In a formal proposal made in January 2020, the FMCSA stated its intention of conducting another large-truck crash causation study. This study would take the new factors into account that are reported in tow-away, injury and fatal crashes. The FMCSA is fielding comments on how to best approach this new study: for example, whether it should use a nationally representative sampling or a convenience sampling.
Technological changes are not the only changes to consider. Roadway designs have changed, and drivers’ behaviors are being shaped by the presence of safety features like automatic emergency braking. The FMCSA intends to create crash prevention strategies even for vehicles with Level 4 (high) or Level 5 (full) automation.
It will also gauge the effectiveness of current driver-assistance systems and determine what should be incorporated in future automated driving systems for commercial fleets. The study will undoubtedly benefit, considering how fatal large-truck crashes have gone up 5.7% from 2016 to 2018.

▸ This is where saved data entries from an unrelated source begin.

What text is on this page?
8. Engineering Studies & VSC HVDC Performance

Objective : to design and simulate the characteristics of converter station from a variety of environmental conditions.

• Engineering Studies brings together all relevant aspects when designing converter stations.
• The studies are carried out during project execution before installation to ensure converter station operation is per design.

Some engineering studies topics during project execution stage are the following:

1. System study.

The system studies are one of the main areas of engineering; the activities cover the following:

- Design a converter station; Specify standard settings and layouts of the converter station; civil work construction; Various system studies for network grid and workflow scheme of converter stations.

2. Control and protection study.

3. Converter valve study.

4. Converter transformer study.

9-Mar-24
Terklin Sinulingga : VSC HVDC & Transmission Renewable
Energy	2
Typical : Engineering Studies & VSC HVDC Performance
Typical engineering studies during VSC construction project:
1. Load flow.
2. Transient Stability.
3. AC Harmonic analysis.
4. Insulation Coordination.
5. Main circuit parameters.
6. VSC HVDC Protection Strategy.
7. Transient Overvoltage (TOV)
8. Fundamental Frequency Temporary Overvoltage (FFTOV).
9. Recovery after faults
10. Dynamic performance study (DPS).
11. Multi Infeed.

Besides distractions, there are a number of things that can contribute to truck crashes, including alcohol, drugs and lack of sleep. Those who are injured by jackknifed trucks, trucks that drift out of their lane or trucks that run traffic lights may file a claim against the trucking company. With a lawyer, they might be able to achieve a fair settlement out of court. Trucking companies can be aggressive in denying claims, though, so litigation may be necessary.